Life Can Kiss My Lips or Kiss My Butt

Pictures can be such a good mirror to show us how we're living. I came to pick up Sofia Thursday night to take her to a family reunion. I am totally hurt by what happened the day before, and angry.


I had made myself powerless, out of the NOW, the only place of real power that our thoughts and feelings have. I was with my Sofia in this moment, and as I kissed her, brought myself back into the NOW.


Cristina wanted pictures of us. By the time she handed Sofia the camera, I had slipped back out of the moment, and into the misery and disbelief of the recent past.

This girl still calls me her father even though I'm not even her stepfather anymore. I owed it to her to be with her in the moment...

.....To fully appreciate the love she has for me....

....And to forget my pain....

.....And give her love.....

...Making it a fun and happy moment for us both.

That's all we remember anyway...moments that made us incredibly happy or incredibly hurt

I will not go quietly into the night.
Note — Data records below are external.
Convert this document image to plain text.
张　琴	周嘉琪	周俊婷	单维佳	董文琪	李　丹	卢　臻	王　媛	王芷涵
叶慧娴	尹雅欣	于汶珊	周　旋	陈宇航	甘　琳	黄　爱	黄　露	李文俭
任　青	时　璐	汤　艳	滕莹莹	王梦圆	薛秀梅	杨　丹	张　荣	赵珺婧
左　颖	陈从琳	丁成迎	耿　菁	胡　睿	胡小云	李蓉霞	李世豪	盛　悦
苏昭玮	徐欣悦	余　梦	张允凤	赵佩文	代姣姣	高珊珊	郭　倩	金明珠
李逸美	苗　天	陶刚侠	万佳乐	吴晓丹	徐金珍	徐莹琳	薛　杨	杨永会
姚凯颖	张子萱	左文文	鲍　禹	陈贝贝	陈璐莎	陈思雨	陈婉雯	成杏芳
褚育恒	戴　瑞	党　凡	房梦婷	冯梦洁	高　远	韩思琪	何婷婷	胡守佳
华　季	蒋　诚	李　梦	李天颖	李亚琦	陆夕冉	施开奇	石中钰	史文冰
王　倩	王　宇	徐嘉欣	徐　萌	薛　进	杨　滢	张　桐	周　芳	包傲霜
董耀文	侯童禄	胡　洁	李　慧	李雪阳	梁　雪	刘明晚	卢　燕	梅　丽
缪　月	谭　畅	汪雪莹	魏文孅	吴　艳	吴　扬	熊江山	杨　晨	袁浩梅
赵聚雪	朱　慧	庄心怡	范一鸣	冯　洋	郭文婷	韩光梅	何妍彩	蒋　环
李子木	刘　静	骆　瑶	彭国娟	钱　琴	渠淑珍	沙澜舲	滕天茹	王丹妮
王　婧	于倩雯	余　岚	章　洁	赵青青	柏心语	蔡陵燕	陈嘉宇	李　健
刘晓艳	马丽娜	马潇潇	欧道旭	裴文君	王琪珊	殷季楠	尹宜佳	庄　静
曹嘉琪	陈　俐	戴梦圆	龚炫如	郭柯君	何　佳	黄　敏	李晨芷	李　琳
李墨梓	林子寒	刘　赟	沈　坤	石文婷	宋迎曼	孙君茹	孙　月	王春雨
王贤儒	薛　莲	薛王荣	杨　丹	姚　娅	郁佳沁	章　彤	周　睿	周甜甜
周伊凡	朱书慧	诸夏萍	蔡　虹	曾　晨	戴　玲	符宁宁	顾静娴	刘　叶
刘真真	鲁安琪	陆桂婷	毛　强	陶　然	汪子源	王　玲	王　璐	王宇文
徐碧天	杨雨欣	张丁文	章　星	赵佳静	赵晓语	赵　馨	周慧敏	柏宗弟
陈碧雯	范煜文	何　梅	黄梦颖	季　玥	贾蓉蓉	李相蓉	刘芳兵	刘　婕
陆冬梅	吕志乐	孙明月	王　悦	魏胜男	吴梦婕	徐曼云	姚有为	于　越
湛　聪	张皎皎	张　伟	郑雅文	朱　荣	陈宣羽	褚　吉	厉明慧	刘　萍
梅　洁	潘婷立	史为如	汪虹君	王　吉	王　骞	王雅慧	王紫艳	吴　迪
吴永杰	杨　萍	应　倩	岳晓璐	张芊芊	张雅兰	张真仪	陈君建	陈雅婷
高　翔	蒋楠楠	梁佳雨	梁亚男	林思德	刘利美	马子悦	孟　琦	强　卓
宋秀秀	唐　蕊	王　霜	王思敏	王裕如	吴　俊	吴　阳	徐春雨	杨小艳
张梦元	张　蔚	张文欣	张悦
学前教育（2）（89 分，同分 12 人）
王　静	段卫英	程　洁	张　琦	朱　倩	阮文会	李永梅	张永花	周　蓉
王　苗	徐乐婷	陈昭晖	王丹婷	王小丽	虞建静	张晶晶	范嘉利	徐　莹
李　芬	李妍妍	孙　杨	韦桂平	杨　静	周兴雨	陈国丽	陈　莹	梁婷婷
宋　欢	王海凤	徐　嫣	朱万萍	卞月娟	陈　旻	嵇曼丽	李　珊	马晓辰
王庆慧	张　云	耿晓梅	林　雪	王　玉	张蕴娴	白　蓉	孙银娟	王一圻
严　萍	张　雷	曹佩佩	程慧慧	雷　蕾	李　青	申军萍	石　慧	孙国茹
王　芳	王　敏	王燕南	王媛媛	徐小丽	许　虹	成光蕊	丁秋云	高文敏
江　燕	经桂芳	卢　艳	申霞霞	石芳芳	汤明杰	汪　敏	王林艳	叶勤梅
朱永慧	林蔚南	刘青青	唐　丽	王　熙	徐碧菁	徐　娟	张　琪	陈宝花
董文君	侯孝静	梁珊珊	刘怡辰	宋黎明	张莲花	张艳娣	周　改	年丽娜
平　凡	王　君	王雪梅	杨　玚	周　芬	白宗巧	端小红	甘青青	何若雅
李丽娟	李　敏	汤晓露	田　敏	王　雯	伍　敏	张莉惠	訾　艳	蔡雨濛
I will go to my grave with my head held high, CHOOSING to be incredibly happy, incredibly appreciating and making incredibly happy moments....

....which I only have the strength to do one moment at a time, one breath at a time, one heartbeat at a time. As soon as I slip out of the moment, the NOW, I begin to feel crushed. My daughter being taken from me being just too much.

When we get knocked down we can either get back up and walk strongly with lessons learned....or crawl through life in bitterness, anger, and poor-me victimization......

Life can either passionately kiss my lips or respectfully kiss my ass........I WILL NOT crawl.....I will kiss life on the lips, loving each moment as fully, as wildly, and as wonderfully as I possibly can, making it a more wonderful place for myself and others versus terrible....and in the process teaching my children how to do the same; how to heal versus hurt, give versus take, love versus hate....and have a great time living, before it's too late.